We might therefore pin our hopes on the younger docs — the health professionals of tomorrow. Despite small pockets of activity in elite teaching hospitals, the picture is just as dispiriting: AI education is not routine. Consider Ireland, a country with the fastest-growing tech workforce in Europe. My team surveyed final-year medical students there to explore AI exposure during their studies. More than two in three told us they spent zero hours discussing artificial intelligence throughout their entire degree program. A staggering four in ten confessed they never even heard of the term “machine learning”, and 80 per cent admitted they had never read an academic article on AI. Yet most conceded tech advances should be part of their training.
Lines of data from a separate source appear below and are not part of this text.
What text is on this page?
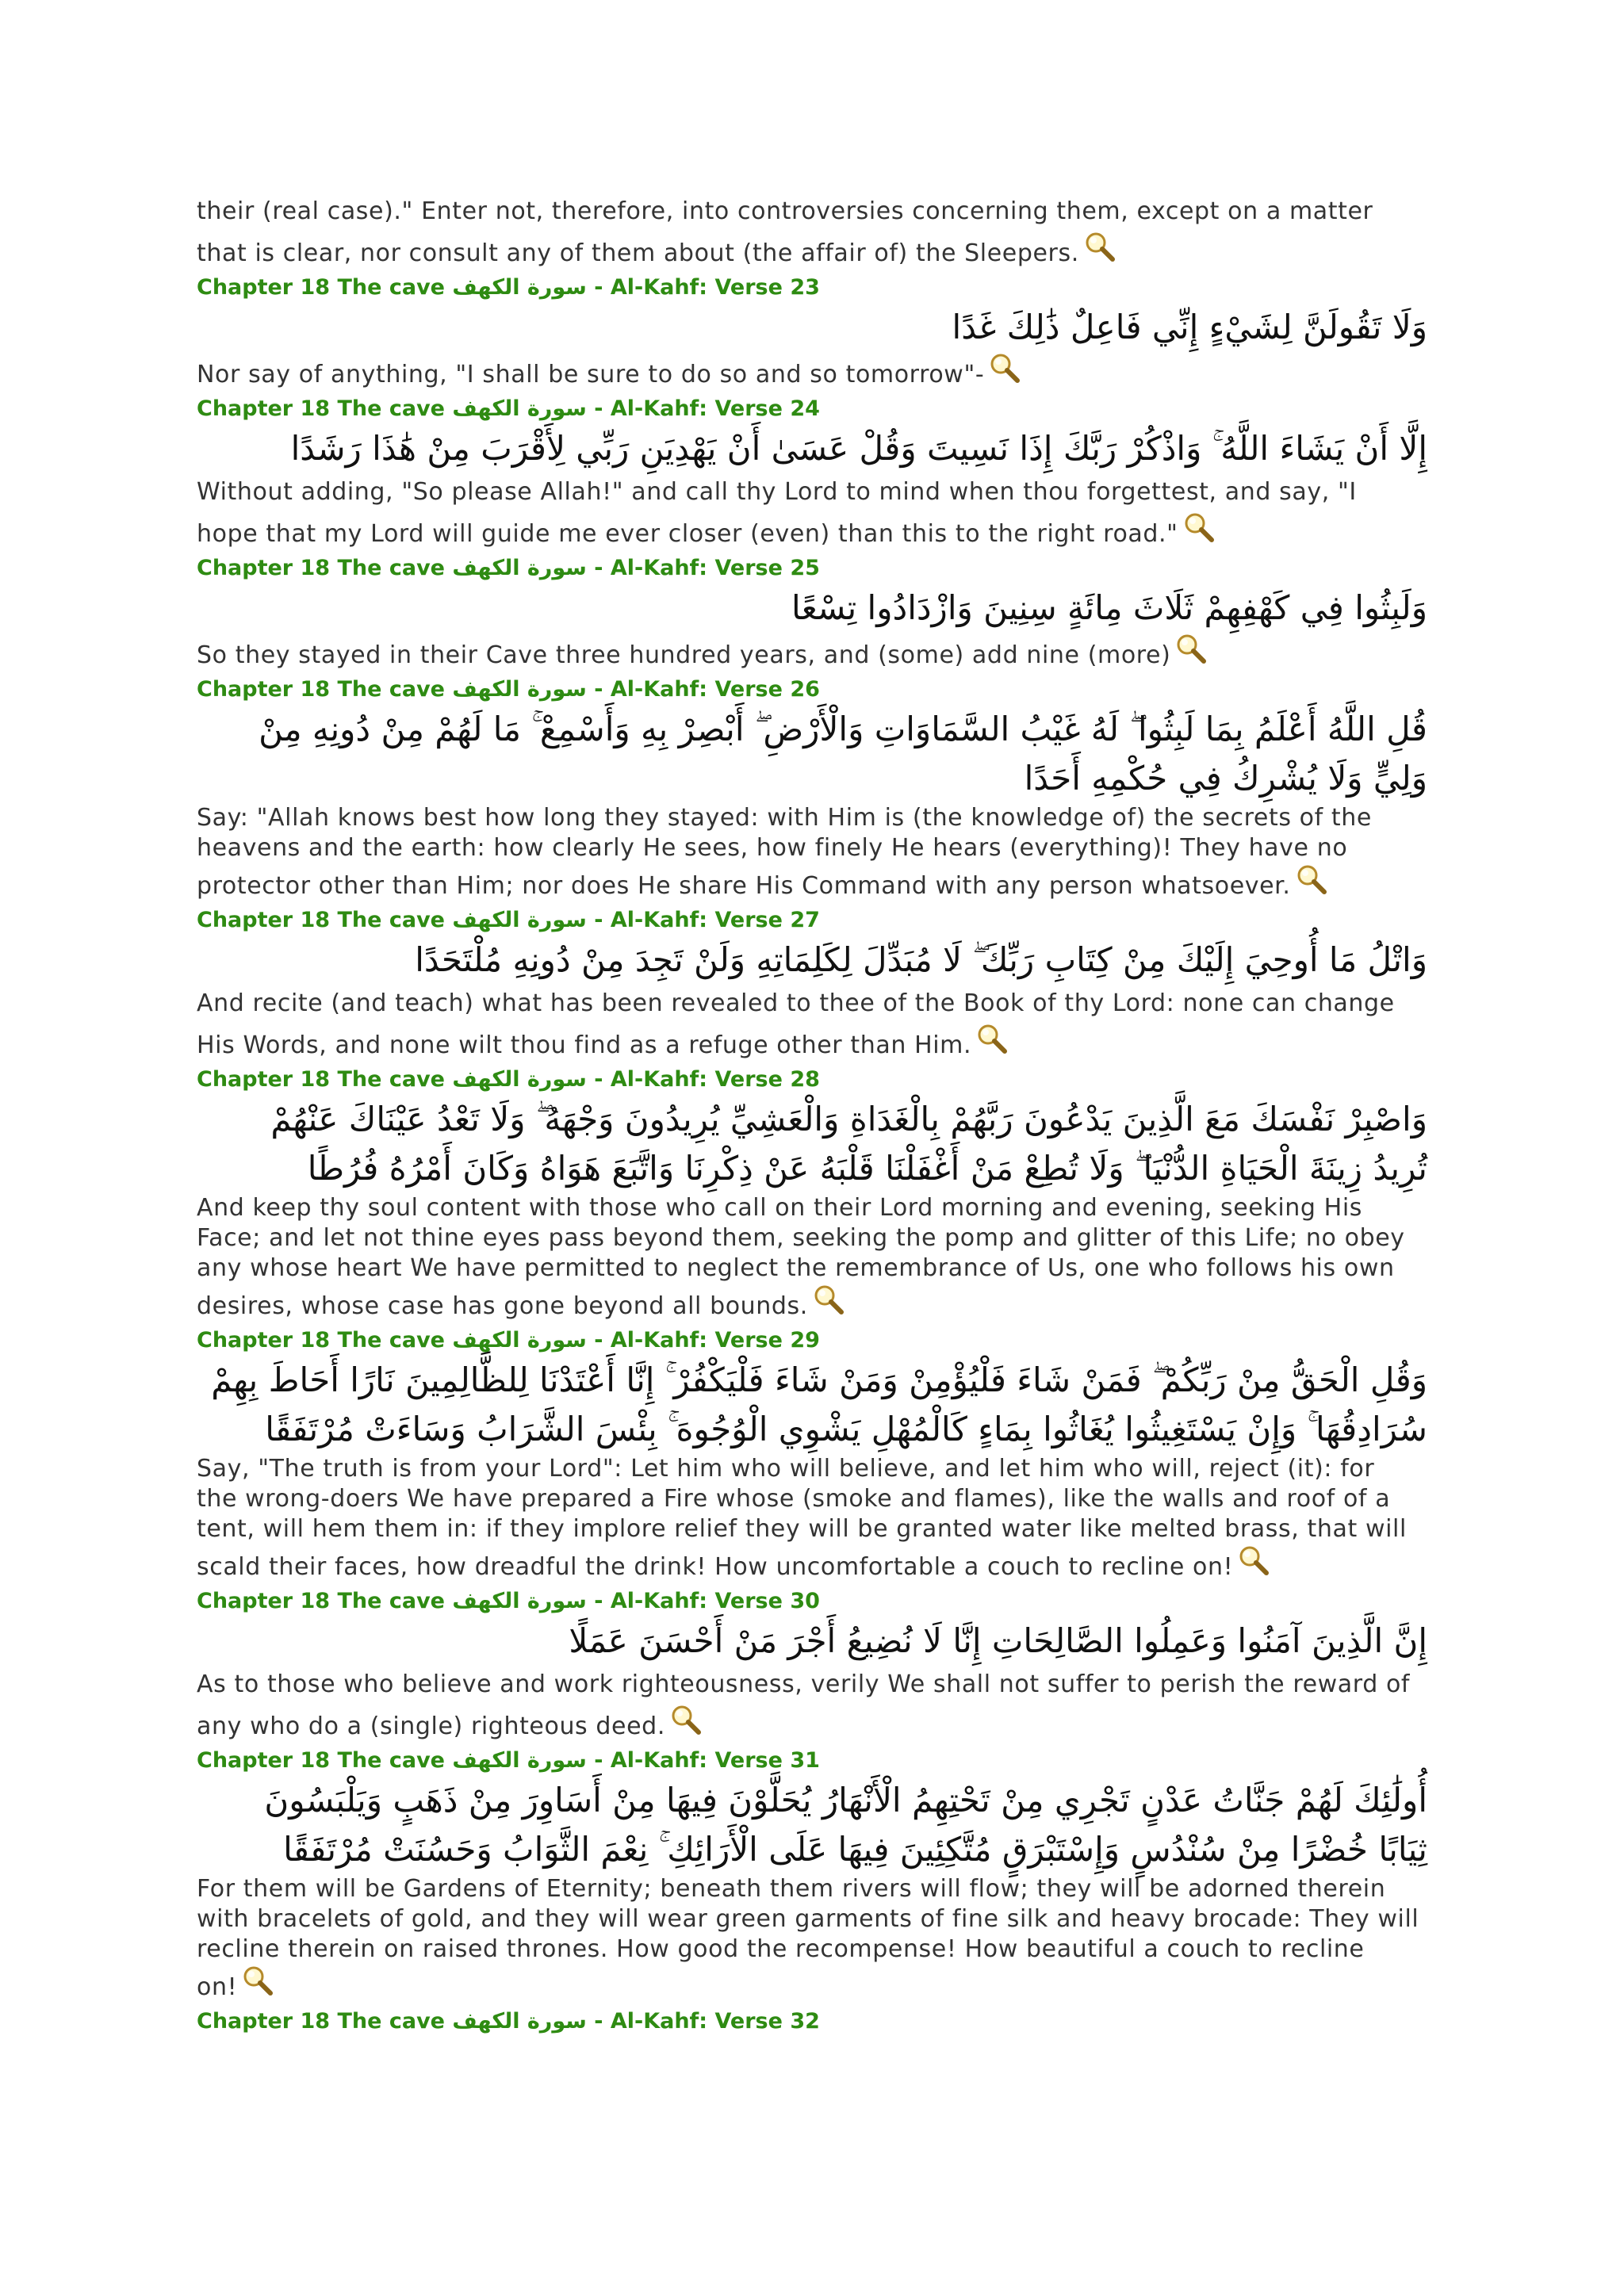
their (real case)." Enter not, therefore, into controversies concerning them, except on a matter
that is clear, nor consult any of them about (the affair of) the Sleepers.
Chapter 18 The cave سورة الكهف - Al-Kahf: Verse 23
وَلَا تَقُولَنَّ لِشَيْءٍ إِنِّي فَاعِلٌ ذَٰلِكَ غَدًا
Nor say of anything, "I shall be sure to do so and so tomorrow"-
Chapter 18 The cave سورة الكهف - Al-Kahf: Verse 24
إِلَّا أَنْ يَشَاءَ اللَّهُ ۚ وَاذْكُرْ رَبَّكَ إِذَا نَسِيتَ وَقُلْ عَسَىٰ أَنْ يَهْدِيَنِ رَبِّي لِأَقْرَبَ مِنْ هَٰذَا رَشَدًا
Without adding, "So please Allah!" and call thy Lord to mind when thou forgettest, and say, "I
hope that my Lord will guide me ever closer (even) than this to the right road."
Chapter 18 The cave سورة الكهف - Al-Kahf: Verse 25
وَلَبِثُوا فِي كَهْفِهِمْ ثَلَاثَ مِائَةٍ سِنِينَ وَازْدَادُوا تِسْعًا
So they stayed in their Cave three hundred years, and (some) add nine (more)
Chapter 18 The cave سورة الكهف - Al-Kahf: Verse 26
قُلِ اللَّهُ أَعْلَمُ بِمَا لَبِثُوا ۖ لَهُ غَيْبُ السَّمَاوَاتِ وَالْأَرْضِ ۖ أَبْصِرْ بِهِ وَأَسْمِعْ ۚ مَا لَهُمْ مِنْ دُونِهِ مِنْ
وَلِيٍّ وَلَا يُشْرِكُ فِي حُكْمِهِ أَحَدًا
Say: "Allah knows best how long they stayed: with Him is (the knowledge of) the secrets of the
heavens and the earth: how clearly He sees, how finely He hears (everything)! They have no
protector other than Him; nor does He share His Command with any person whatsoever.
Chapter 18 The cave سورة الكهف - Al-Kahf: Verse 27
وَاتْلُ مَا أُوحِيَ إِلَيْكَ مِنْ كِتَابِ رَبِّكَ ۖ لَا مُبَدِّلَ لِكَلِمَاتِهِ وَلَنْ تَجِدَ مِنْ دُونِهِ مُلْتَحَدًا
And recite (and teach) what has been revealed to thee of the Book of thy Lord: none can change
His Words, and none wilt thou find as a refuge other than Him.
Chapter 18 The cave سورة الكهف - Al-Kahf: Verse 28
وَاصْبِرْ نَفْسَكَ مَعَ الَّذِينَ يَدْعُونَ رَبَّهُمْ بِالْغَدَاةِ وَالْعَشِيِّ يُرِيدُونَ وَجْهَهُ ۖ وَلَا تَعْدُ عَيْنَاكَ عَنْهُمْ
تُرِيدُ زِينَةَ الْحَيَاةِ الدُّنْيَا ۖ وَلَا تُطِعْ مَنْ أَغْفَلْنَا قَلْبَهُ عَنْ ذِكْرِنَا وَاتَّبَعَ هَوَاهُ وَكَانَ أَمْرُهُ فُرُطًا
And keep thy soul content with those who call on their Lord morning and evening, seeking His
Face; and let not thine eyes pass beyond them, seeking the pomp and glitter of this Life; no obey
any whose heart We have permitted to neglect the remembrance of Us, one who follows his own
desires, whose case has gone beyond all bounds.
Chapter 18 The cave سورة الكهف - Al-Kahf: Verse 29
وَقُلِ الْحَقُّ مِنْ رَبِّكُمْ ۖ فَمَنْ شَاءَ فَلْيُؤْمِنْ وَمَنْ شَاءَ فَلْيَكْفُرْ ۚ إِنَّا أَعْتَدْنَا لِلظَّالِمِينَ نَارًا أَحَاطَ بِهِمْ
سُرَادِقُهَا ۚ وَإِنْ يَسْتَغِيثُوا يُغَاثُوا بِمَاءٍ كَالْمُهْلِ يَشْوِي الْوُجُوهَ ۚ بِئْسَ الشَّرَابُ وَسَاءَتْ مُرْتَفَقًا
Say, "The truth is from your Lord": Let him who will believe, and let him who will, reject (it): for
the wrong-doers We have prepared a Fire whose (smoke and flames), like the walls and roof of a
tent, will hem them in: if they implore relief they will be granted water like melted brass, that will
scald their faces, how dreadful the drink! How uncomfortable a couch to recline on!
Chapter 18 The cave سورة الكهف - Al-Kahf: Verse 30
إِنَّ الَّذِينَ آمَنُوا وَعَمِلُوا الصَّالِحَاتِ إِنَّا لَا نُضِيعُ أَجْرَ مَنْ أَحْسَنَ عَمَلًا
As to those who believe and work righteousness, verily We shall not suffer to perish the reward of
any who do a (single) righteous deed.
Chapter 18 The cave سورة الكهف - Al-Kahf: Verse 31
أُولَٰئِكَ لَهُمْ جَنَّاتُ عَدْنٍ تَجْرِي مِنْ تَحْتِهِمُ الْأَنْهَارُ يُحَلَّوْنَ فِيهَا مِنْ أَسَاوِرَ مِنْ ذَهَبٍ وَيَلْبَسُونَ
ثِيَابًا خُضْرًا مِنْ سُنْدُسٍ وَإِسْتَبْرَقٍ مُتَّكِئِينَ فِيهَا عَلَى الْأَرَائِكِ ۚ نِعْمَ الثَّوَابُ وَحَسُنَتْ مُرْتَفَقًا
For them will be Gardens of Eternity; beneath them rivers will flow; they will be adorned therein
with bracelets of gold, and they will wear green garments of fine silk and heavy brocade: They will
recline therein on raised thrones. How good the recompense! How beautiful a couch to recline
on!
Chapter 18 The cave سورة الكهف - Al-Kahf: Verse 32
Medical schools are training students to be analogue doctors with education stuck in a 20th century rut. We need to look no further than medical curricula to help explain digital deficits. Despite recommendations for medical curricular reform in the UK laid out in 2019 in the “Topol Report”, there is still a failure of digital literacy across British medical schools. In its “outcomes for graduates” guidance, the General Medical Council omits any mention of the words “artificial intelligence” or “machine learning”. The same is true of North America. In March 2023, in the very latest curricular specifications described by the Liaison Committee on Medical Education — the body that outlines the standards for medical degrees awarded in Canada and the United States — education about AI is wholly missing.

Algorithmic biases could lead to worse discrimination in healthcare

Doctors need to wake up and smell the silicon. The imperative for medics to keep up to date has never been clearer. Health systems are creaking, as any of us who have recently tried to access a doctor know well. COVID-19 oversaw the flight of physicians from primary care. Globally, the World Health Organization predicts a worldwide shortage of 10 million healthcare workers by 2030. Combined with ageing populations and more people suffering chronic illness — and for longer — it is not just clinicians but entire health organisations feeling the strain.
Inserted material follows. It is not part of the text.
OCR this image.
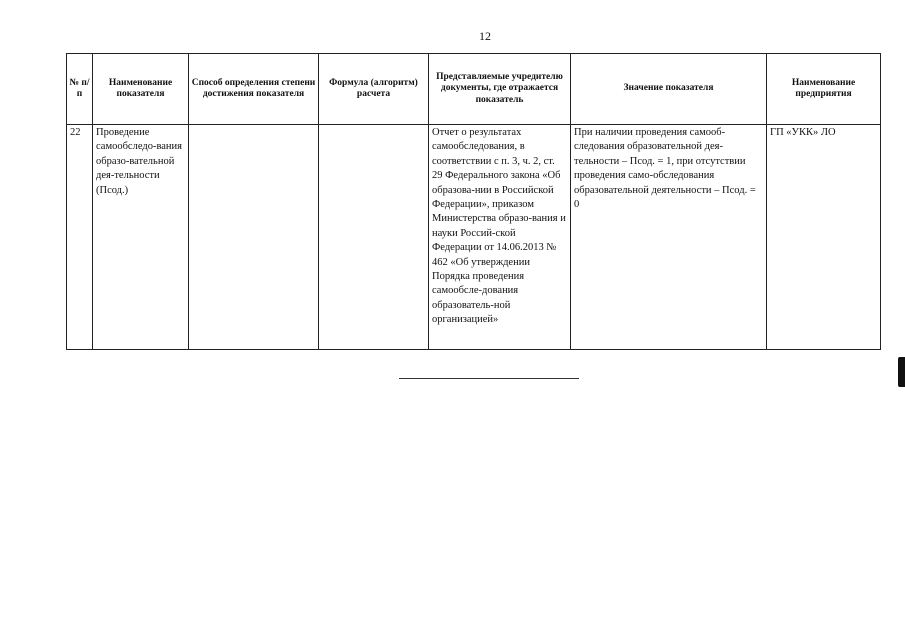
12
№ п/п	Наименование показателя	Способ определения степени достижения показателя	Формула (алгоритм) расчета	Представляемые учредителю документы, где отражается показатель	Значение показателя	Наименование предприятия
22	Проведение самообследо-вания образо-вательной дея-тельности (Псод.)			Отчет о результатах самообследования, в соответствии с п. 3, ч. 2, ст. 29 Федерального закона «Об образова-нии в Российской Федерации», приказом Министерства образо-вания и науки Россий-ской Федерации от 14.06.2013 № 462 «Об утверждении Порядка проведения самообсле-дования образователь-ной организацией»	При наличии проведения самооб-следования образовательной дея-тельности – Псод. = 1, при отсутствии проведения само-обследования образовательной деятельности – Псод. = 0	ГП «УКК» ЛО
Chatbots like GPT-4 could well prove to be game changers. They are unlikely to fully replace doctors. Rather, AI tools could function as the equivalent of medical-sous-chefs, assisting physicians with a wide variety of tasks. Physicians are drowning in paperwork. ChatGPT could help with writing documentation — one of the biggest leeches on their time. Bots might even offer a bigger shoulder to cry on than clinicians. In one blinded study, a panel of doctors judged ChatGPT to be more consistently empathetic in answering patient problems than other physicians. Chatbots are super swots too, passing medical licensing exams. They can even aid clinicians with complex problem-solving. Preliminary studies show bots helping doctors brainstorm by coming up with diagnoses they might have failed to consider.

Despite all their powerful promise, however, current technology is no panacea. These tools carry real clinical risks too, and not just in exposing patient information to tech giants. So-called algorithmic biases that could lead to worse racial, ageist or gender discrimination in healthcare, not to mention increased risk of medical errors (ChatGPT tends to make stuff up). A host of healthcare hells can arise with these innovations, which is exactly why doctors ought to demonstrate leadership.

Instead of turning a blind eye to the bots, medicine must develop clinicians with critical aptitude. We need a new generation of doctors who know when AI tools are genuinely helpful and when these devices can cause real harm.

To tame technology and get the best from it, doctors and medical schools will have to do a better job of engaging in the modern machine era. If patients are to turn to doctors instead of smartphones, they need clinicians capable of commanding AI. In the long run, patients need medics who fully grasp their rising competition.